I sat down with Ava CEO Thibault Duchemin to chat about tech meeting the needs of the deaf community and what’s next for his app.

The potential for the app expands well beyond dinner table conversations, and fits into pretty much anything where multiple people are chatting in an environment where deaf people are present. The Ava team had a major opportunity to show off their tech last month when Salesforce used the tech to live transcribe the majority of its breakout sessions for audience members at its Dreamforce conference. Duchemin and COO Pieter Doevendans also chatted a lot about the potential for education markets in giving everybody in the classroom an equal voice.

For the most part, speech recognition tech has been slow to wide user adoption because it’s not perfect. Even when systems can handle 90 or 95 percent accuracy, it’s hard to focus on anything other than what the system got wrong. It makes sense because voice assistants are so fragile and even a single misheard word can throw off the usefulness of an answer.

For now, Ava is just as accurate as the 3rd-party solutions that are currently powering it, though Duchemin says that once its system gathers more data on a user’s voice it will grow more capable in distinguishing it from the background noise. But for deaf users that often can only achieve 20 percent accuracy in reading lips during a conversation—making up the rest through body language and context—the ability to gain 80 or 90 percent accuracy through using Ava is quite empowering.

I reached out to TC contributor and accessibility writer Steven Aquino to hear if this is something the deaf community would actually use. “I grew up in the deaf community, as both of my parents were deaf, so I have that connection between both the deaf and hearing worlds. ASL is my first language,” Aquino said. “I know from experience how difficult is it to have deaf or hard-of-hearing folks involved in conversation. I was always acting as an interpreter when my parents were around hearing family or friends.”

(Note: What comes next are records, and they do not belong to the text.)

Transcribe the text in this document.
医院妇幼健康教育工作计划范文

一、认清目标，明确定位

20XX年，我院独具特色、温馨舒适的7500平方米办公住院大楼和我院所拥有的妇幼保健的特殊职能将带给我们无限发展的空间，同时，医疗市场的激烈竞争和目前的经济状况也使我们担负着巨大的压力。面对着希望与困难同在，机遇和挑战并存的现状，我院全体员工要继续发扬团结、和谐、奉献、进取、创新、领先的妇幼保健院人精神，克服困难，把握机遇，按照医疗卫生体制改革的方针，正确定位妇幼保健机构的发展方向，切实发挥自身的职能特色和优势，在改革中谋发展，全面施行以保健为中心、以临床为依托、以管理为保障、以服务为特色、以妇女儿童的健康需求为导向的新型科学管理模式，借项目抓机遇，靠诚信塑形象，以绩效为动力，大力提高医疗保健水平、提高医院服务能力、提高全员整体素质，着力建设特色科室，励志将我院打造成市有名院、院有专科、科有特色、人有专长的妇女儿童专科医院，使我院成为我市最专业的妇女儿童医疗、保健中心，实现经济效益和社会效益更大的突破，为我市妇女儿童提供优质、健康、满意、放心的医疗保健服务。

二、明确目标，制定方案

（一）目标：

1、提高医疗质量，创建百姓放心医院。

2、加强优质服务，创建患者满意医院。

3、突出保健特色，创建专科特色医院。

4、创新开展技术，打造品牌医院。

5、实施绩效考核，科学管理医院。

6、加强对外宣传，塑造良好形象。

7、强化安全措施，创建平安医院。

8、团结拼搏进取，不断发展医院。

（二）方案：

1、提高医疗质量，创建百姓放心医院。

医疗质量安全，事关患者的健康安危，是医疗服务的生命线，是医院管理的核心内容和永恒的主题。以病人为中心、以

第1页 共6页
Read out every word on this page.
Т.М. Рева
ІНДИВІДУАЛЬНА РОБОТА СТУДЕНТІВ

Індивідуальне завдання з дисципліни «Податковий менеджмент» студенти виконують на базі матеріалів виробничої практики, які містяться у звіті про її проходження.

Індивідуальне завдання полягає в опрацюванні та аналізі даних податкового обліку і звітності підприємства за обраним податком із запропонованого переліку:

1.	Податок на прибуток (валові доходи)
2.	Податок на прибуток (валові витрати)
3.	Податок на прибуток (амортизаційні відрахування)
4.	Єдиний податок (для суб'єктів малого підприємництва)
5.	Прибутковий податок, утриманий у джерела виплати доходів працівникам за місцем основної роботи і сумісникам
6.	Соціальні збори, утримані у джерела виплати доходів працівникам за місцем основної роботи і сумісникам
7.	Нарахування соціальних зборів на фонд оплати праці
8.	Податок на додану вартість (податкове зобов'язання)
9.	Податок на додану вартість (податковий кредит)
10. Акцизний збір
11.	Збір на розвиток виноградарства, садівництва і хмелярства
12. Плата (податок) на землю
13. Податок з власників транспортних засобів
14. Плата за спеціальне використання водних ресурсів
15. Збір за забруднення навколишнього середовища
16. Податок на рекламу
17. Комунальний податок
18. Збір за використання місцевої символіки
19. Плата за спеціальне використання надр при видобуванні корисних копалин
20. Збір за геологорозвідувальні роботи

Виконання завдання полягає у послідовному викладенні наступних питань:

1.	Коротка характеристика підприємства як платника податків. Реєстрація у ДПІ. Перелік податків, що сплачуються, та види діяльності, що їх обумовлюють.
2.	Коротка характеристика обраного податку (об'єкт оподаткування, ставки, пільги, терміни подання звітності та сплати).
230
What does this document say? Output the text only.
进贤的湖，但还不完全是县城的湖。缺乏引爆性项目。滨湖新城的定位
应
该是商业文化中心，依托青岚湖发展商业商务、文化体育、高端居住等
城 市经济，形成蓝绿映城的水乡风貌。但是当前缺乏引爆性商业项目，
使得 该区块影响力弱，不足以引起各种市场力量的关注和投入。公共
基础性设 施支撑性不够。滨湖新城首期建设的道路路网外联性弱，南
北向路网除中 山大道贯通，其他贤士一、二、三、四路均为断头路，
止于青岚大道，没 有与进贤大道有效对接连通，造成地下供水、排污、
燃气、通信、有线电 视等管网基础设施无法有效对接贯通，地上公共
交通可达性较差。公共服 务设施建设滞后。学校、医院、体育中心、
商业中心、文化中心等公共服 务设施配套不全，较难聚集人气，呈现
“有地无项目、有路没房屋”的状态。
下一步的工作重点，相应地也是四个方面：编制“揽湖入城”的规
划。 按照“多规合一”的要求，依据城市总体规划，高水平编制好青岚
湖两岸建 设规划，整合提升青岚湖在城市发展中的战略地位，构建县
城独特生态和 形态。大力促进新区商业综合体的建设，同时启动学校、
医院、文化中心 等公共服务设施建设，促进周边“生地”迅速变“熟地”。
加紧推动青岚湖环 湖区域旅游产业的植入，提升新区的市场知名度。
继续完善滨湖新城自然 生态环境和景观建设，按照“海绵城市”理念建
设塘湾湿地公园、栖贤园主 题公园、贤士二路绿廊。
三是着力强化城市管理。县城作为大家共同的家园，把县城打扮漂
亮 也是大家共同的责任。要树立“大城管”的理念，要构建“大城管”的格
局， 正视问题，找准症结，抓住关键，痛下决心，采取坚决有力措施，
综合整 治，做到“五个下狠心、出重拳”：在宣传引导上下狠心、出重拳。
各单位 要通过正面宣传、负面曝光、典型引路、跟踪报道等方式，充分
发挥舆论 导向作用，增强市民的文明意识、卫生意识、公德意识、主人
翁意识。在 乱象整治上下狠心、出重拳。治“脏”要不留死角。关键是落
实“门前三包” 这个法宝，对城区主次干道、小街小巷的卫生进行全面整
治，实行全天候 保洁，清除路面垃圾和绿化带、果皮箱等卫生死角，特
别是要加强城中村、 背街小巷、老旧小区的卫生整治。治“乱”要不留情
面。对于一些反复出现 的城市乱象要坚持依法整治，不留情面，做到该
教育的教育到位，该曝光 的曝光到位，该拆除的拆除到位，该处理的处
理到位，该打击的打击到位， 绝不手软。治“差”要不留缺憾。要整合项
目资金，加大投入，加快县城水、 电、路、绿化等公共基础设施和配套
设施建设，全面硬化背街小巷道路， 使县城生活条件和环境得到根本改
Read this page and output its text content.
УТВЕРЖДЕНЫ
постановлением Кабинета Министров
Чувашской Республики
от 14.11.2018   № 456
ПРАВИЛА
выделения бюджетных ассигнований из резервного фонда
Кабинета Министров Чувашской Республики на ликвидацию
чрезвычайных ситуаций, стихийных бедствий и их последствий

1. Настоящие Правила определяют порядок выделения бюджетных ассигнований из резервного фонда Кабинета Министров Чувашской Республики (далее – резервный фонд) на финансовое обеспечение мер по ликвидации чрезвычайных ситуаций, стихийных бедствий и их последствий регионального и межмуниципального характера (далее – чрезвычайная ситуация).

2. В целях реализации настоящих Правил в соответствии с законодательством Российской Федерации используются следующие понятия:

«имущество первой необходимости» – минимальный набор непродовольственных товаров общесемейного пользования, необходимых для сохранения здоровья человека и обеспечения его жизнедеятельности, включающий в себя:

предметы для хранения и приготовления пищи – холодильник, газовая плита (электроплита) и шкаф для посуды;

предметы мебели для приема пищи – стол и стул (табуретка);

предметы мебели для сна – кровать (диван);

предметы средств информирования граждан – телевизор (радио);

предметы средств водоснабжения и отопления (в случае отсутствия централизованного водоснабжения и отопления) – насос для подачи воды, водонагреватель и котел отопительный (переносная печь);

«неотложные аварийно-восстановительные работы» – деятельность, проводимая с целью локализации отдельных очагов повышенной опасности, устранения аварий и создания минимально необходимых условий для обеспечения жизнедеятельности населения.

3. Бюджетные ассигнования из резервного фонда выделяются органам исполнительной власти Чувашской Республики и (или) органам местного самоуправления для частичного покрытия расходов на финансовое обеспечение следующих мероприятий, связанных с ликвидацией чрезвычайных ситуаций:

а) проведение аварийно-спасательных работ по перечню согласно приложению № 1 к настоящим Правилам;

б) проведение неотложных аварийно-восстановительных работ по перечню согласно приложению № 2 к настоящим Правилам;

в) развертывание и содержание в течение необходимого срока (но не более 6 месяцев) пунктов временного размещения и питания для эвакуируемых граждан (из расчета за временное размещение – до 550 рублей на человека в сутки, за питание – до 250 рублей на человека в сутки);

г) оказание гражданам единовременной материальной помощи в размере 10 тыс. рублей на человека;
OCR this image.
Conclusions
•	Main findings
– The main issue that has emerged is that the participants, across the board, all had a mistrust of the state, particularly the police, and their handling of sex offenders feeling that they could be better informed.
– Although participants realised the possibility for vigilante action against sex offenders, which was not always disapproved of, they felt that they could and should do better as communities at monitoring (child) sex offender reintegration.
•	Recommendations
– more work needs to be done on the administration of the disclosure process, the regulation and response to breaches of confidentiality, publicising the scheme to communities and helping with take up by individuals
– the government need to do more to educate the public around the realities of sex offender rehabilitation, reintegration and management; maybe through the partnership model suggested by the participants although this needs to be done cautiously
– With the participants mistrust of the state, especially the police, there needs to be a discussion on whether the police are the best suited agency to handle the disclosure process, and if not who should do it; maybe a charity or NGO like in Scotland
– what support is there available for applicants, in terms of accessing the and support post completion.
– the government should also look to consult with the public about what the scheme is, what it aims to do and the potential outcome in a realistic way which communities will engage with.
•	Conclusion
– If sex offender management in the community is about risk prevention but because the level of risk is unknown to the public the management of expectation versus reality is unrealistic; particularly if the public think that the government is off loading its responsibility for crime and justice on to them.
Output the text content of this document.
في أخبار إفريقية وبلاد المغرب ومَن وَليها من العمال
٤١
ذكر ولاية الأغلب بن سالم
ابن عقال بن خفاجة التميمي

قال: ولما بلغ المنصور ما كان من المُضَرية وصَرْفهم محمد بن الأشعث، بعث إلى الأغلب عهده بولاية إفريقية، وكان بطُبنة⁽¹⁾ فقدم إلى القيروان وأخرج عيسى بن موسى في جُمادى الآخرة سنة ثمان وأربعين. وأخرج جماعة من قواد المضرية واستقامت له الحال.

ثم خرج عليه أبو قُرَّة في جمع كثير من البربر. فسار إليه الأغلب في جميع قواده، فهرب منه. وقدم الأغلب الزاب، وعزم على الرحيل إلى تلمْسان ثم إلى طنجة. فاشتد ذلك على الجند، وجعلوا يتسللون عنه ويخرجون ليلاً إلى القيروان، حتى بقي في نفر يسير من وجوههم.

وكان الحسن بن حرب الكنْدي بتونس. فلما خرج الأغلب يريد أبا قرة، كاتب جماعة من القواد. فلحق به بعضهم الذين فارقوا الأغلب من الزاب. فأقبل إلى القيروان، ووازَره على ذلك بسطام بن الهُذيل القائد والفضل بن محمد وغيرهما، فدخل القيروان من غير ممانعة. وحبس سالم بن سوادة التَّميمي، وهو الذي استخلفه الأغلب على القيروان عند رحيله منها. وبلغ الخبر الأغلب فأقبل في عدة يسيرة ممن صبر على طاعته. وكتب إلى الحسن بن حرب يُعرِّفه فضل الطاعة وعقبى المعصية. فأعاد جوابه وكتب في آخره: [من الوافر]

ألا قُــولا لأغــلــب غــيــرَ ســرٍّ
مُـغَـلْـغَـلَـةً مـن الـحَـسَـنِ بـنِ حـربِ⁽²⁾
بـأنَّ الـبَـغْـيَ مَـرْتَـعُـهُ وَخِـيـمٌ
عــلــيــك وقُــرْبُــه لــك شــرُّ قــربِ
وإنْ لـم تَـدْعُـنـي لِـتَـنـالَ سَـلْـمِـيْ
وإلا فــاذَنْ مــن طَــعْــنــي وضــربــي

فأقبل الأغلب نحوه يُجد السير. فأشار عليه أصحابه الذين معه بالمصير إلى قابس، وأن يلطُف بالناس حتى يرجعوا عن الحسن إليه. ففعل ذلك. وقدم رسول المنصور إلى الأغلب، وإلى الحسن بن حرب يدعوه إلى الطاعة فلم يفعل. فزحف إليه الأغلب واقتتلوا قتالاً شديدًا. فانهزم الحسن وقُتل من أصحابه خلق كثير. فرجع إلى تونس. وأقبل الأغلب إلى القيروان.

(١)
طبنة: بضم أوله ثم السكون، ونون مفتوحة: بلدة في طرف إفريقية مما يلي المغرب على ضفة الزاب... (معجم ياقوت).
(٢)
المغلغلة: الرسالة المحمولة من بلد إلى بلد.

Right now, the app allows users to host up to 5 hours of conversation per month. Any user can host a group conversation and participating in another user’s session doesn’t eat up any of your alotted time. For Ava users that move past this 5 hour time frame, they can upgrade to a paid unlimited version of the app for $30 per month.

Duchemin detailed that one of the most critical things it getting people on the app and through the setup process as quickly as possible so that groups can get to chatting. The interface of the app is appropriately very simple with just a few controls while much of the screen real estate is devoted to what’s being said. Users can sign into the account with different options, either as someone who’s hard-of-hearing, deaf or hearing, with the app slightly altering the experience to best serve the user’s abilities. The app is available on both Android and iOS.

Duchemin emphasized that the app definitely isn’t perfect and that there are still a lot of improvements the team is hoping to roll out soon. To them the key was really getting the app out in time for Thanksgiving so that family conversations around the dinner table could be a bit easier and accessible for the 15 million people in the US with hearing issues.